Duty on Kinnow has been increased from $2.19 per 13 kilograms to $4.47 and onion from 9 cents to 22 cents per kilogram and on potato from 4.5 cents to 30 cents per kilogram, he added. He was of the view that Kinnow export to Sri Lanka will be reduced by 60 per cent because of the new tax which is likely to affect 13000 to 15000 tonnes of Kinnow export to Colombo this year.
On the other hand, Jawad added, Pakistan exported almost 35,000 tonnes of potatoes last year.
He said that despite the Free Trade Agreement (FTA) signed between Pakistan and Sri Lanka, the export of commodities like fruit and vegetables from Pakistan to Sri Lanka will be affected.

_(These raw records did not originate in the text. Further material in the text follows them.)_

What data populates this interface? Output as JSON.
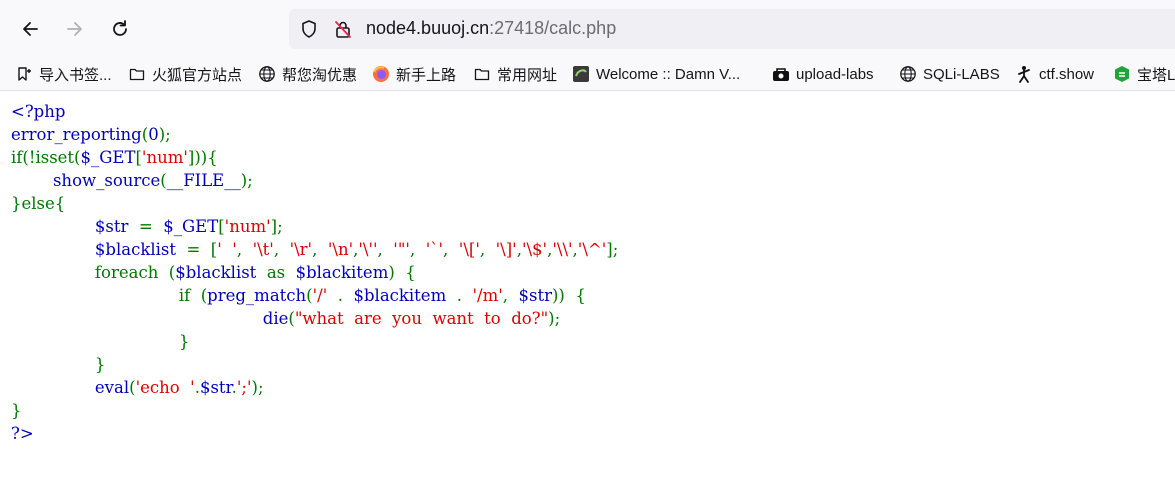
{
  "browser": {
    "url_host": "node4.buuoj.cn",
    "url_rest": ":27418/calc.php"
  },
  "bookmarks": [
    {
      "label": "导入书签...",
      "icon": "bookmark-import-icon"
    },
    {
      "label": "火狐官方站点",
      "icon": "folder-icon"
    },
    {
      "label": "帮您淘优惠",
      "icon": "globe-icon"
    },
    {
      "label": "新手上路",
      "icon": "firefox-icon"
    },
    {
      "label": "常用网址",
      "icon": "folder-icon"
    },
    {
      "label": "Welcome :: Damn V...",
      "icon": "dvwa-icon"
    },
    {
      "label": "upload-labs",
      "icon": "upload-labs-icon"
    },
    {
      "label": "SQLi-LABS",
      "icon": "globe-icon"
    },
    {
      "label": "ctf.show",
      "icon": "ctfshow-icon"
    },
    {
      "label": "宝塔L",
      "icon": "baota-icon"
    }
  ],
  "colors": {
    "keyword": "#007700",
    "string": "#dd0000",
    "default": "#0000bb"
  },
  "source_lines": [
    [
      [
        "b",
        "<?php"
      ]
    ],
    [
      [
        "b",
        "error_reporting"
      ],
      [
        "g",
        "("
      ],
      [
        "b",
        "0"
      ],
      [
        "g",
        ");"
      ]
    ],
    [
      [
        "g",
        "if(!isset("
      ],
      [
        "b",
        "$_GET"
      ],
      [
        "g",
        "["
      ],
      [
        "r",
        "'num'"
      ],
      [
        "g",
        "])){"
      ]
    ],
    [
      [
        "g",
        "        "
      ],
      [
        "b",
        "show_source"
      ],
      [
        "g",
        "("
      ],
      [
        "b",
        "__FILE__"
      ],
      [
        "g",
        ");"
      ]
    ],
    [
      [
        "g",
        "}else{"
      ]
    ],
    [
      [
        "g",
        "                "
      ],
      [
        "b",
        "$str  "
      ],
      [
        "g",
        "=  "
      ],
      [
        "b",
        "$_GET"
      ],
      [
        "g",
        "["
      ],
      [
        "r",
        "'num'"
      ],
      [
        "g",
        "];"
      ]
    ],
    [
      [
        "g",
        "                "
      ],
      [
        "b",
        "$blacklist  "
      ],
      [
        "g",
        "=  ["
      ],
      [
        "r",
        "'  '"
      ],
      [
        "g",
        ",  "
      ],
      [
        "r",
        "'\\t'"
      ],
      [
        "g",
        ",  "
      ],
      [
        "r",
        "'\\r'"
      ],
      [
        "g",
        ",  "
      ],
      [
        "r",
        "'\\n'"
      ],
      [
        "g",
        ","
      ],
      [
        "r",
        "'\\''"
      ],
      [
        "g",
        ",  "
      ],
      [
        "r",
        "'\"'"
      ],
      [
        "g",
        ",  "
      ],
      [
        "r",
        "'`'"
      ],
      [
        "g",
        ",  "
      ],
      [
        "r",
        "'\\['"
      ],
      [
        "g",
        ",  "
      ],
      [
        "r",
        "'\\]'"
      ],
      [
        "g",
        ","
      ],
      [
        "r",
        "'\\$'"
      ],
      [
        "g",
        ","
      ],
      [
        "r",
        "'\\\\'"
      ],
      [
        "g",
        ","
      ],
      [
        "r",
        "'\\^'"
      ],
      [
        "g",
        "];"
      ]
    ],
    [
      [
        "g",
        "                foreach  ("
      ],
      [
        "b",
        "$blacklist  "
      ],
      [
        "g",
        "as  "
      ],
      [
        "b",
        "$blackitem"
      ],
      [
        "g",
        ")  {"
      ]
    ],
    [
      [
        "g",
        "                                if  ("
      ],
      [
        "b",
        "preg_match"
      ],
      [
        "g",
        "("
      ],
      [
        "r",
        "'/'  "
      ],
      [
        "g",
        ".  "
      ],
      [
        "b",
        "$blackitem  "
      ],
      [
        "g",
        ".  "
      ],
      [
        "r",
        "'/m'"
      ],
      [
        "g",
        ",  "
      ],
      [
        "b",
        "$str"
      ],
      [
        "g",
        "))  {"
      ]
    ],
    [
      [
        "g",
        "                                                "
      ],
      [
        "b",
        "die"
      ],
      [
        "g",
        "("
      ],
      [
        "r",
        "\"what  are  you  want  to  do?\""
      ],
      [
        "g",
        ");"
      ]
    ],
    [
      [
        "g",
        "                                }"
      ]
    ],
    [
      [
        "g",
        "                }"
      ]
    ],
    [
      [
        "g",
        "                "
      ],
      [
        "b",
        "eval"
      ],
      [
        "g",
        "("
      ],
      [
        "r",
        "'echo  '"
      ],
      [
        "g",
        "."
      ],
      [
        "b",
        "$str"
      ],
      [
        "g",
        "."
      ],
      [
        "r",
        "';'"
      ],
      [
        "g",
        ");"
      ]
    ],
    [
      [
        "g",
        "}"
      ]
    ],
    [
      [
        "b",
        "?>"
      ]
    ]
  ]
}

“The recently imposed tax has started affecting the exports of agricultural products to Sri Lanka which may reduce the overall exports of the country,” Jawad said.
A Special Commodity Tax has been imposed by Sri Lanka on imported cultural products such as Green Gram, Black Gram, and others to protect its domestic farmers for three months.
It may be recalled that there is no additional duty on imports of Pan, Chalia, Coconut Powder, Pineapple, and others from Sri Lanka to Pakistan.